Q2 2018 Newsletter - A Dialogue Regarding Health Literacy

With Thao Tran (HIMSS SoCal Marketing And Communication Committee Member) and Tim Jones (HIMSS SoCal Chapter Past President and CEO of Health Nuts Media)

Thao: How do you describe your leadership that led HIMSS SoCal to earn Chapter of the Year Award at HIMSS17 for the work done during 2016-2017?

Tim: Quite honestly I can't take credit for our Chapter of the Year Award at HIMSS17. Even though the award was given at the gala banquet in 2017, the award reflects the Chapter's activity for the previous year. Since Sri was President, we really have him to thank for it!

Thao: Patients have access to mobile devices, tablets, and computers yet the national health literacy is still low. According to the National Assessment of Adult Literacy, 9 out of 10 do not have the skills to manage their health and practice prevention. What do you think is wrong and how can we improve the national health literacy level?

Tim:  There is a "long" answer to this, but I don't think we have space in our newsletter. So I'll give you my condensed version:

I attended the IHA Health Literacy Conference in 2013 where Dr. Richard Carmona was giving the keynote address. Dr. Carmona was the 17th Surgeon General of the United States (2002-2006. As President of Canyon Ranch Institute he "spent 11 years preaching the gospel that health literacy involves cultural competency, and both are integral, not ancillary, to public health."  In his address, he spoke about his time as a medic in Vietnam and told the story of being sent to a remote village where a young girl was ill. The elders of the village were protective, and he spent a great deal of time sitting and talking to them before he was allowed to see the patient.  

When he finally gained their confidence, they brought the young girl in and he could see right away that she was suffering from a rash. He had some pills in his kit which he gave to them, and told them he'd be back in a couple of weeks to check on her progress. When he returned, the girl's rash had indeed gone away and the villagers were so grateful they presented him with a present: a small, ornately carved wooden box. When he opened the box, he found all the pills he had given to them, which had been strung into a necklace. The villagers explained that the pills had indeed worked -- by warding off the evil spirits that had caused the rash.

In that moment, Dr. Carmona knew he had failed his patient. By assuming the villagers knew what the pills were and how to administer them, he had failed to assess their health literacy and opened the door for misunderstanding and error. Dr. Carmona stressed to the providers in the room that this same thing is happening every day in the American health system.  If most students are failing a class, you can't just assume they're bad students -- you have to look at the teacher and the education system as a whole. While technology, apps, and mobile devices are nice, to really make an impact on health literacy, we have to listen more closely, communicate more clearly, and take the time to make sure the patients understand what they have been told.

Thao: What are your challenges or successes while developing Health Nuts Media into a leading company?

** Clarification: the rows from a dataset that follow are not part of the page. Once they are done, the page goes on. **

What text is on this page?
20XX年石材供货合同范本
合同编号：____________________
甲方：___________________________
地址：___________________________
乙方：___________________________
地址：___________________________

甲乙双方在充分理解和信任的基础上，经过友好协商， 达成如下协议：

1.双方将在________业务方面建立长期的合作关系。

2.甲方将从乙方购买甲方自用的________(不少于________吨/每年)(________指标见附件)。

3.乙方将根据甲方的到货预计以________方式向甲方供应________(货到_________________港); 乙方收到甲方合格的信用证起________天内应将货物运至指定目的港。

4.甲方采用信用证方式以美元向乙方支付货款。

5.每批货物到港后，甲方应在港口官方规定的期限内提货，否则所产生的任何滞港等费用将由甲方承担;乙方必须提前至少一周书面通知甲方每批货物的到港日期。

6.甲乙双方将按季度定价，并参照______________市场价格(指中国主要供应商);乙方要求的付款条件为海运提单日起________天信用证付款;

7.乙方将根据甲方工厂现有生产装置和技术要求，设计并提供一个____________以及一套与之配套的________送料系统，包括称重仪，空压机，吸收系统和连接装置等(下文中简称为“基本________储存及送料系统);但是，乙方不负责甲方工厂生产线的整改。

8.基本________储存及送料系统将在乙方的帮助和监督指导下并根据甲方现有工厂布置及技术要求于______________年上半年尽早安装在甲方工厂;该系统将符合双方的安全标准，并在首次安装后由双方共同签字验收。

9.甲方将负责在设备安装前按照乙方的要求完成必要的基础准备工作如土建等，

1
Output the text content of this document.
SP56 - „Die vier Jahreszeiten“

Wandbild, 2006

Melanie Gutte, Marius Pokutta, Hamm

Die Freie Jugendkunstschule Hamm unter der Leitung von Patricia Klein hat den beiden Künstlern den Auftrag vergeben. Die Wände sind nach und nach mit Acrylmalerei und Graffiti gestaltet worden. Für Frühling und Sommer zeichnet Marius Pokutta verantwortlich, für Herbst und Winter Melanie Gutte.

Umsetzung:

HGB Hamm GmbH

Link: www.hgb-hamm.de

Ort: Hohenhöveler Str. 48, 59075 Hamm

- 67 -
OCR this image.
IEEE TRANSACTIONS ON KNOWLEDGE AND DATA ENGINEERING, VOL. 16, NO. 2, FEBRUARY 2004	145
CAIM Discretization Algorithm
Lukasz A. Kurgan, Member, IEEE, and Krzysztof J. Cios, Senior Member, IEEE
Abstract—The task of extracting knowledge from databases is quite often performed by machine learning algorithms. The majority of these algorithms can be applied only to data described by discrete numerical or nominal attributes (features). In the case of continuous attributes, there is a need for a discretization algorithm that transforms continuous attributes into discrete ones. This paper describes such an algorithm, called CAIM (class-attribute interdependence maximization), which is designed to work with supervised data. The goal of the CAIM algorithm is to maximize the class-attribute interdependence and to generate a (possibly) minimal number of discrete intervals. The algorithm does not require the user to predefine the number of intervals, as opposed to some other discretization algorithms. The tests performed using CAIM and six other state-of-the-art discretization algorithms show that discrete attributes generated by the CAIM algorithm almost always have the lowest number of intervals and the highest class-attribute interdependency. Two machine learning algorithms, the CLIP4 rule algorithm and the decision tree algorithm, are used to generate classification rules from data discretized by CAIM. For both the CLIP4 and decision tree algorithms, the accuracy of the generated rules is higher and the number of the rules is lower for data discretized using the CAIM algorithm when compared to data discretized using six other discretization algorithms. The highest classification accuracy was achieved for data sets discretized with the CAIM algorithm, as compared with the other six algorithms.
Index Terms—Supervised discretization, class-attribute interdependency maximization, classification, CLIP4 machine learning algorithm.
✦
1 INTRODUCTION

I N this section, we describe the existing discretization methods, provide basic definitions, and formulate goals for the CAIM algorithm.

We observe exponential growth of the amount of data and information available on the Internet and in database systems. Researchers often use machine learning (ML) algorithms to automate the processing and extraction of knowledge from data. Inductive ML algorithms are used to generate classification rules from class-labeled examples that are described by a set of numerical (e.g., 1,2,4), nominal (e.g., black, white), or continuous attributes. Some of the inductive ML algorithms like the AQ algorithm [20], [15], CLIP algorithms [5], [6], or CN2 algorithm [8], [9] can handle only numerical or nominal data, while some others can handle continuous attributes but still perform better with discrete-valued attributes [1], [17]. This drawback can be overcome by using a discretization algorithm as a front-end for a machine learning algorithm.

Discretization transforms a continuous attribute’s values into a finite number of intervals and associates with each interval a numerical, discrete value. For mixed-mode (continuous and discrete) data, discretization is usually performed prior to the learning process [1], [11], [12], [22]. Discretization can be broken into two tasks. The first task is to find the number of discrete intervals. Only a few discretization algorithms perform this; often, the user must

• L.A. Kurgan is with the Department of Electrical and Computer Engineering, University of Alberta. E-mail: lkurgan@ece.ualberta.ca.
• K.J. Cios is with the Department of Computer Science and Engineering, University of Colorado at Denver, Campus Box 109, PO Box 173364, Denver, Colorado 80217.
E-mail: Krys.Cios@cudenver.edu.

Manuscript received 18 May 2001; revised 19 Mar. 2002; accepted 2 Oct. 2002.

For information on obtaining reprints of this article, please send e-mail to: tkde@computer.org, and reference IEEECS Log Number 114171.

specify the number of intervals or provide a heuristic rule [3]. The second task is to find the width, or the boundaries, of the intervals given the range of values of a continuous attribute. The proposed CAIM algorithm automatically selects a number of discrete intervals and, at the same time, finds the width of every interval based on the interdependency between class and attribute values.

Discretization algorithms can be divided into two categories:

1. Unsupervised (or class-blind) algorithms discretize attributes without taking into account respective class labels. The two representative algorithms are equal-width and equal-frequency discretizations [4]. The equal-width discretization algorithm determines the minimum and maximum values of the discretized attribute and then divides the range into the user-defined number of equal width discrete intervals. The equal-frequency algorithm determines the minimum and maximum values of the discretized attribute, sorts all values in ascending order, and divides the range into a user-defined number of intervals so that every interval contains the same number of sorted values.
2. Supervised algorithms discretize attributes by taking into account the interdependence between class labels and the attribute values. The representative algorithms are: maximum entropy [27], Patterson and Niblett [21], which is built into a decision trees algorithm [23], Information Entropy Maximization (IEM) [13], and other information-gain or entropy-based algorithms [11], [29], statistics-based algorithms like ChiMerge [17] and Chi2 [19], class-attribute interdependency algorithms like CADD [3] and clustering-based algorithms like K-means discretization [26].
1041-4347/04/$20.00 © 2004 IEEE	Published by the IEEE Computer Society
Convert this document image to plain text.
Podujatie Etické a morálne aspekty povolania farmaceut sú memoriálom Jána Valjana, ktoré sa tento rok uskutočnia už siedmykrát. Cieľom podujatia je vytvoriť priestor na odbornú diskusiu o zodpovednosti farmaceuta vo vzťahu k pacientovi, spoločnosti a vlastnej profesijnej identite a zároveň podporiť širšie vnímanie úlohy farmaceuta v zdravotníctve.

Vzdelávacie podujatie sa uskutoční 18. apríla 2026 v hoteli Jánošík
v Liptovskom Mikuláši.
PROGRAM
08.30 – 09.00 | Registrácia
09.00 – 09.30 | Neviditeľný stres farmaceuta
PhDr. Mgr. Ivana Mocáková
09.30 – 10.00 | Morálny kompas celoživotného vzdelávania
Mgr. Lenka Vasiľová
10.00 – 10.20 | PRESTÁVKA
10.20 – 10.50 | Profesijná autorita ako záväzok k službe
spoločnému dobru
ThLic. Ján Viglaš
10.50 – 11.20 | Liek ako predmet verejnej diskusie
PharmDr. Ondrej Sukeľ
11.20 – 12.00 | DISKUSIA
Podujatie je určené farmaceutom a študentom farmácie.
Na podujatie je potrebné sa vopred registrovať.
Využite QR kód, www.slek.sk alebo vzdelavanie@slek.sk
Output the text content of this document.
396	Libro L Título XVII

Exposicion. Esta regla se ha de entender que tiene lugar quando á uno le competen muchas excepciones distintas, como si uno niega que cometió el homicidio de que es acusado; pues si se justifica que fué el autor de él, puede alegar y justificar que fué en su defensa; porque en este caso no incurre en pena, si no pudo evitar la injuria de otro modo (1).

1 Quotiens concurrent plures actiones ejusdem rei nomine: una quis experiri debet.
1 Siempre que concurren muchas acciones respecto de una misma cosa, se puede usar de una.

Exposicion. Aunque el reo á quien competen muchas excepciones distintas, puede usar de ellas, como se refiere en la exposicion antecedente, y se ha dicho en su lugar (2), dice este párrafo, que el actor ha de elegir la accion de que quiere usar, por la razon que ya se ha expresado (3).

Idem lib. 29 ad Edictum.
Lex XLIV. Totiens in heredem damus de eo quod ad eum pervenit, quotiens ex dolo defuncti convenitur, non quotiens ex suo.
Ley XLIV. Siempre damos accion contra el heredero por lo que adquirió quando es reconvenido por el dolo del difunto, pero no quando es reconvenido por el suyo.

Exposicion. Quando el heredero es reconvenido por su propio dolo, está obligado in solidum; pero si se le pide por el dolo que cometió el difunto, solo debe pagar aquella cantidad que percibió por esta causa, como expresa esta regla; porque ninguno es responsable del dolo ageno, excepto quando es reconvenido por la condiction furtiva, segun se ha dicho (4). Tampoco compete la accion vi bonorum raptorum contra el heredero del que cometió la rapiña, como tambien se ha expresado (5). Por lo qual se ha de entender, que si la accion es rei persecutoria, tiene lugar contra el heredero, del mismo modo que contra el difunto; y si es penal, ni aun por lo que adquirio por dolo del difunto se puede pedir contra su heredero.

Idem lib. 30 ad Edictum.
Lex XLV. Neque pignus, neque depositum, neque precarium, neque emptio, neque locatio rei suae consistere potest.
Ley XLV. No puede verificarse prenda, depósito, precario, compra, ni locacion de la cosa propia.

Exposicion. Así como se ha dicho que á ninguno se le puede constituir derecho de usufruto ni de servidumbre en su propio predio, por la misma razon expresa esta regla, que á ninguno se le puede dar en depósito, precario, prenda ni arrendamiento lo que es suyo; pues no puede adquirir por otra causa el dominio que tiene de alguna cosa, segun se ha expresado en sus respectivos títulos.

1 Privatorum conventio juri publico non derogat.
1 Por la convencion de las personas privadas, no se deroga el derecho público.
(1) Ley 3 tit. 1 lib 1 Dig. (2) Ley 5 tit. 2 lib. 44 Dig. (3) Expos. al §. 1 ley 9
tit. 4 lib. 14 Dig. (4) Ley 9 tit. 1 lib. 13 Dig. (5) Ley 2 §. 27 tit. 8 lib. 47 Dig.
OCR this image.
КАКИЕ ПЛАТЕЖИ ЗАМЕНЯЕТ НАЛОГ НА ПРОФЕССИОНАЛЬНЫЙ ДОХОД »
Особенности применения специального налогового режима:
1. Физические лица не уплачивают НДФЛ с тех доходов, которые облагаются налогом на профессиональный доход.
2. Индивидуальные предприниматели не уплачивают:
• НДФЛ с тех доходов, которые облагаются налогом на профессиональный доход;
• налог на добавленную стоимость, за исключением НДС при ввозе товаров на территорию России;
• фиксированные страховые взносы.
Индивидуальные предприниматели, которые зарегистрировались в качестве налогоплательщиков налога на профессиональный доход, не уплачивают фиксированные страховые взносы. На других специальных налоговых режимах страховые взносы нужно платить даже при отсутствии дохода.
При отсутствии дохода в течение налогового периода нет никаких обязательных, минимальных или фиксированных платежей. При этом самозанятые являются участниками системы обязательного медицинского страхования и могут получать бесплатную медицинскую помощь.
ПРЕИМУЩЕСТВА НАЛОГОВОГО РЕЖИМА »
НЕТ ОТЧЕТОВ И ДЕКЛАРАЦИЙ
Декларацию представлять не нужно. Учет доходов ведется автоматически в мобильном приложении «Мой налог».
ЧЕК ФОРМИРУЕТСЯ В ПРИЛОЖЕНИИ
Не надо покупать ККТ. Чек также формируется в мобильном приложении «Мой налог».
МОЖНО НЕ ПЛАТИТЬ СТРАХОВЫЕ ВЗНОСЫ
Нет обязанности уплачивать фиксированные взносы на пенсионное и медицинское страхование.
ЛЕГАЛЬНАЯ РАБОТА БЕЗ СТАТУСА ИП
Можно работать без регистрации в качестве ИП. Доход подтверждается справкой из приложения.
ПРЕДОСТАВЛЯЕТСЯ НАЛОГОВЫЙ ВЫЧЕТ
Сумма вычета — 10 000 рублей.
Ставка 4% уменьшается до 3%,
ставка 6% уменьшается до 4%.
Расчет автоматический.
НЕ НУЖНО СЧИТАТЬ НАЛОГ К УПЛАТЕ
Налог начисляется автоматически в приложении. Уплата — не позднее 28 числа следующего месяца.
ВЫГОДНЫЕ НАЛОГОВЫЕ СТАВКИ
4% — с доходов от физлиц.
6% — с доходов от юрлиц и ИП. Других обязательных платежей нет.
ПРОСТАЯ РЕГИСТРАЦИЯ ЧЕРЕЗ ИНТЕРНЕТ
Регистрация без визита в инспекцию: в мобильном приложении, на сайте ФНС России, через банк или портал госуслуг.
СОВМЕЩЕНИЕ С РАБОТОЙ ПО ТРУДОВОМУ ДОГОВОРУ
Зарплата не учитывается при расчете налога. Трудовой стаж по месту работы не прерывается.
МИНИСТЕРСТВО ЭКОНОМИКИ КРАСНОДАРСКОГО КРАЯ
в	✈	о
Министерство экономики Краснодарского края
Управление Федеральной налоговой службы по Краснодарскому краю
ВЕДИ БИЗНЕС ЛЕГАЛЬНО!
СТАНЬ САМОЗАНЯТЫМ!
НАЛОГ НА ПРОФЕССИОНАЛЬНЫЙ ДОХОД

Tim: Technology can simultaneously be one of our greatest assets and one our biggest challenges. We've learned that great patient education content is most impactful when there is a robust delivery system in place. So we've spent considerable time trying to understand clinical workflows, content management and delivery systems, and EHR integration so that we can best help the hospitals we serve -- which is a very indirect path for creating success.  We also find that patient education budgets are small (or non-existent) and that the people who need our products and services the most are not necessarily the ones who control the budgets.

On the other hand, we've found that there are so many challenges out there, and such a dearth of quality material, that if we can connect with the right stakeholders and help them solve their communication problems, we can make a tremendous impact. It's always great to hear success stories about how our content has helped improve a child's experience in the hospital.

Thao: What are the projects that you are working on now?

Tim: We've just completed 74 new videos in our Super H.E.R.O.E.S. series. These short, animated pediatric patient education videos feature a group of clinicians who can use their super powers to help kids understand some of the most common procedures they may go through in a hospital. We co-produced the series with Bernard & Millie Duker Children's Hospital at Albany Medical Center and we're currently translating all of them into Spanish. We're also working with Rady Children's Hospital in San Diego and North County Health Services on a pediatric asthma research project through a Transforming Clinical Practice Initiative (TCPI) grant from CMS.

Thao: Can you share a quote or leader that inspires you daily? For example, I have two favorite quotes from Steve Jobs.

Tim: I went to see one of my favorite authors, Neil Gaiman, speak last week. Someone in the audience asked if he had any advice for an aspiring writer and he said "Yes. Stop aspiring and write!"